De part et d’autre, les individus ne sont pas traités de la même manière. Dans le premier cas (la Russie), ce qui importe est que la seule « image » de la guerre (innommée) qui leur parvienne soit celle qui convient au pouvoir, parce qu’elle le grandit à leurs yeux. Autant dire que ce qu’ils vivent et ressentent chacun singulièrement, leurs deuils, leurs pertes, ne compte pour rien. Dans le second cas (l’Ukraine), il s’agit de préparer la population à vivre dans le futur avec à l’esprit cette « tumeur dans la mémoire », pour parler comme Levinas, que constituent les désastres de la guerre. C’est alors à la loi intangible suivante que la mémoire se plie : plus la guerre sera documentée objectivement, plus les témoignages seront nombreux, les crimes de guerre avérés, moins sa mémoire sera conflictuelle. Il en résulte une autre distinction majeure qui est d’ordre juridique. Tandis que « la vie dans le mensonge » a pour objectif d’éviter aux criminels de guerre de rendre des comptes pour les exactions qu’ils ont commises, « la vie dans la vérité » rassemble les preuves qui permettent d’espérer qu’un jour justice sera rendue.

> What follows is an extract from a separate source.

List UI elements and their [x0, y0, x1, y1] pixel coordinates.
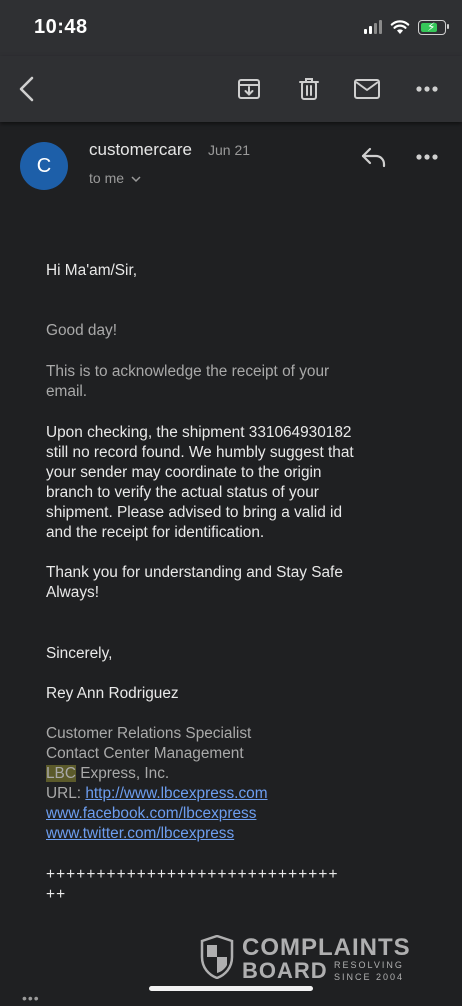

C’est alors que nous touchons à l’essentiel des enjeux éthiques d’une politique de la mémoire, lorsqu’elle est confrontée aux crimes du passé ou lorsqu’elle archive les traces de ceux du présent : rien de moins que la considération des victimes, l’hommage rendu à l’infinie transcendance de leur vie, irréductiblement singulière. En dissolvant Memorial, le pouvoir russe a préfiguré la façon dont il traitera de la mémoire de la guerre présente. Car ce n’est pas seulement aux membres de l’organisation qu’il fit violence, mais à l’esprit de leur engagement qui résidait tout entier dans cette considération même. Pour les victimes de la terreur, cela revenait, une seconde fois, à les prendre au piège de cette logique de l’effacement qui avait organisé leur disparition. Au même moment, l’été dernier, la République de Moldavie voisine organisait une exposition à la mémoire des 250 000 personnes que le régime soviétique envoya au Goulag entre 1944 et 1948. Dans les deux wagons qui l’abritèrent devant le siège du gouvernement, les bribes de vie, les destins brisés, auxquels il était ainsi rendu hommage, les photos présentées, entourées d’objets et de documents, avaient la force d’un démenti opposé à l’interdiction russe : non seulement l’exposition restituait à l’histoire la vérité des souffrances endurées, mais corrigeait en outre l’inconsidération de leur vie, en rendant à chaque victime son nom et de son visage.
Marc Crépon, directeur de recherches au CNRS, a dirigé le département de philosophie de l’ENS de 2011 à 2019. Il travaille en philosophie morale et politique, avec pour fil conducteur la question de la violence. Il a récemment publié Le Désir de résister (éd. Odile Jacob)....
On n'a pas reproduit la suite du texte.